How New Year’s Resolutions May Improve Mental Health

January 2, 2017

Improving physical health can benefit mental well-being

 

As the year ends, we start looking forward to making resolutions that improve our physical health. The most common New Year’s resolution is, of course, the universal “get healthy and stay fit.”

 

Although 60 percent of us make resolutions upon ringing in the New Year, only about 8 percent are successful. Perhaps it's time to reframe our resolutions so that we have a fighting chance of seeing them through.

 

Although the most common resolution is to lose weight, the behaviors associated with weight loss (such as eating more fruits and vegetables and increasing physical activity) help improve mental health as well.

 

A growing body of research suggests there is an important relationship between the body and mind – and that being physically healthy can have the added benefit of improving mental well-being.

 

So, if you have vowed to improve your physical fitness in the New Year, you may notice mental health benefits as well.

 

Here are three behaviors known to enhance physical health that can also have a positive impact on mental well-being:

 

Exercise at least a few times per week. Many people hit the gym or pound the pavement to improve physical health, build muscle, or, of course, get a rockin’ bod, but working out has mental health benefits too. Exercise is a natural and effective anti-anxiety treatment. It relieves tension and stress, boosts physical and mental energy, and enhances well-being through the release of endorphins.

 

Adopt a well-balanced diet. Recent evidence suggests that good nutrition is essential for our mental health.
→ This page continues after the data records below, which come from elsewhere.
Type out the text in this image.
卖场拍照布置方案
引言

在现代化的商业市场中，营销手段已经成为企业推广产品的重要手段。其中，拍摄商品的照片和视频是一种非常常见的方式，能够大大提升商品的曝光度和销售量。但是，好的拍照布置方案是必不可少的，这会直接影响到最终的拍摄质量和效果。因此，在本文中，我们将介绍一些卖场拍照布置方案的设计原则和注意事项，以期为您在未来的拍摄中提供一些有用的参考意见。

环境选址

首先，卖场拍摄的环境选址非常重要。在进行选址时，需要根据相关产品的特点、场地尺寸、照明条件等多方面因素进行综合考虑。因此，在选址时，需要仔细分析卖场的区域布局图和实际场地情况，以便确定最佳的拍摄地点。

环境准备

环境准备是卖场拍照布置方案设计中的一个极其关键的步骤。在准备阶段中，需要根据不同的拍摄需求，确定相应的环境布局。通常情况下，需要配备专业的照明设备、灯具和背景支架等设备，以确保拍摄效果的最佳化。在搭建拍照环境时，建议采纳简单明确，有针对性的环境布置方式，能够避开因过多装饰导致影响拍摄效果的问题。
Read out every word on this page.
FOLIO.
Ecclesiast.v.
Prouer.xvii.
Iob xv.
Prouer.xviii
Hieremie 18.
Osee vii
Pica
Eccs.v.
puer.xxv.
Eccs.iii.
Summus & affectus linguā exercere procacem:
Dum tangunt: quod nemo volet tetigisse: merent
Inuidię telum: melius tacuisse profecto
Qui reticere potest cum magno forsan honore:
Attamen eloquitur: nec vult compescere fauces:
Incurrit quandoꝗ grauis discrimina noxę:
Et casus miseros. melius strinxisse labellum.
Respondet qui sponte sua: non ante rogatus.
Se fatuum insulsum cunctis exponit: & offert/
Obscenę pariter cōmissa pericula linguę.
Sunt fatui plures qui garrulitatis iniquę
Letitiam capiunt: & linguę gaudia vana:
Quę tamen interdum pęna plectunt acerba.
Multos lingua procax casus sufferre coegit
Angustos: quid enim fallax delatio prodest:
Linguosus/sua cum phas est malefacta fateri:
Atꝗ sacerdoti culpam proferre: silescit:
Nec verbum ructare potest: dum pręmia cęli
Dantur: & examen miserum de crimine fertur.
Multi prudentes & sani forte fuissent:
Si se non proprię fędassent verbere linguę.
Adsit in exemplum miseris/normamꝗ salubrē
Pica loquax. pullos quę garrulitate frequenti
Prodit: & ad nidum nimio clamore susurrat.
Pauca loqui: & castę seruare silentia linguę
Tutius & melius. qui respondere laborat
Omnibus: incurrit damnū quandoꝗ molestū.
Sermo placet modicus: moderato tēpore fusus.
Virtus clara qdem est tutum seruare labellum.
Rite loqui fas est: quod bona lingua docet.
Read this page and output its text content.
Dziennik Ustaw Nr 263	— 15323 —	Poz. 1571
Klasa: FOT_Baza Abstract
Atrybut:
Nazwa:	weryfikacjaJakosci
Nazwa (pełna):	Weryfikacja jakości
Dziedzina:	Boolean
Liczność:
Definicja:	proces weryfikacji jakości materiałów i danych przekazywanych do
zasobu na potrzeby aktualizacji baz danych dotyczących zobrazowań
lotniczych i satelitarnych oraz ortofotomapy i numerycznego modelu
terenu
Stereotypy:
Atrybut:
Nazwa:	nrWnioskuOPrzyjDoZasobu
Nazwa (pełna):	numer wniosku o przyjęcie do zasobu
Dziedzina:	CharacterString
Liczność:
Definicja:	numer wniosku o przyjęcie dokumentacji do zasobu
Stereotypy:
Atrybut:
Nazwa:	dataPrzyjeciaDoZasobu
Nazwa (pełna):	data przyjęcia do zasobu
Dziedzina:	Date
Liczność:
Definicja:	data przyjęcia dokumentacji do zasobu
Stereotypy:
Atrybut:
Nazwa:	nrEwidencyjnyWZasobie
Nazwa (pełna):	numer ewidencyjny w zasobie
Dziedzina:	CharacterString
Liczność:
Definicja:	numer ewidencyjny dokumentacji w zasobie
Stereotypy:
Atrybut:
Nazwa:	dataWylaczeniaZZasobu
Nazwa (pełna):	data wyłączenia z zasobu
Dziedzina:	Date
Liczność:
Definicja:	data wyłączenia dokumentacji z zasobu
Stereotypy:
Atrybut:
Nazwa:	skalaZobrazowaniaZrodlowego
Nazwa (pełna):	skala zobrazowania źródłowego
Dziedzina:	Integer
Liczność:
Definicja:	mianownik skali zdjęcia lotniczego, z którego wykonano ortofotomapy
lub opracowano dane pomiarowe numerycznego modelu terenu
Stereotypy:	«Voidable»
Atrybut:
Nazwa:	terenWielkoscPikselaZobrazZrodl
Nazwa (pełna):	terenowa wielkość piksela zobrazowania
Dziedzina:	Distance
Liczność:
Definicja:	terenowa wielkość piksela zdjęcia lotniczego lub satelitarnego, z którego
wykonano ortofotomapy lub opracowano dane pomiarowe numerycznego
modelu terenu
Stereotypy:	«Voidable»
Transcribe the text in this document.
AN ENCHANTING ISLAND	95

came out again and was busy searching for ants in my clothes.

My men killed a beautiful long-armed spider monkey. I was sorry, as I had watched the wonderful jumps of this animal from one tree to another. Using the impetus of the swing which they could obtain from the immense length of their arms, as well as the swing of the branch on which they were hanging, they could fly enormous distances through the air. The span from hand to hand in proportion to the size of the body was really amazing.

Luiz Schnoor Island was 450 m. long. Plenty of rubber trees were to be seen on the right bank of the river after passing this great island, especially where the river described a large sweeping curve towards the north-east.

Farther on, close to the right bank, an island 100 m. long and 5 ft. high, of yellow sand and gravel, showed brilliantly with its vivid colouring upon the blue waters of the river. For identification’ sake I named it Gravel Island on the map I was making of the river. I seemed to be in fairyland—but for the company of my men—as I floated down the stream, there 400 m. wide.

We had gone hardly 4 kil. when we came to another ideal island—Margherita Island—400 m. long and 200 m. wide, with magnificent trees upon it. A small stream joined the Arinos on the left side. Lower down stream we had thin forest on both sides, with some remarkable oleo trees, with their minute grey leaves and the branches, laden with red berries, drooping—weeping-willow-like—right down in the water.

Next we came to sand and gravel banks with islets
The evidence indicates that food plays an important role in the development, management, and prevention of specific mental health problems, like depression. A balanced mood and feelings of well-being can be protected by ensuring that our diet provides adequate amounts of complex carbohydrates, essential fats, amino acids, vitamins and minerals, and water.

 

Sleep More. Getting adequate, quality sleep can help protect both mental and physical health. In today's fast-paced, always-connected, perpetually-hurried, and sleep-deprived world, our need for a good night’s sleep is more important than ever. In a culture that tends to dismiss the importance of sleep, let us be reminded that sleep plays a vital role in good health and well-being.

 

Ultimately, your mind and body are connected on many levels – and being truly healthy includes both physical and mental health.

 

It is important to note that while changes in diet and lifestyle may make an important difference to your general mood and sense of well-being, they're not a substitute for treatment. If you are concerned you might be dealing with emotional or mental health issues, talk to your doctor or a local mental health provider, as talk-therapy may be an important part of your treatment.

 

From the providers at Your Vision Achieved, we wish you a happy and mentally healthy New Year!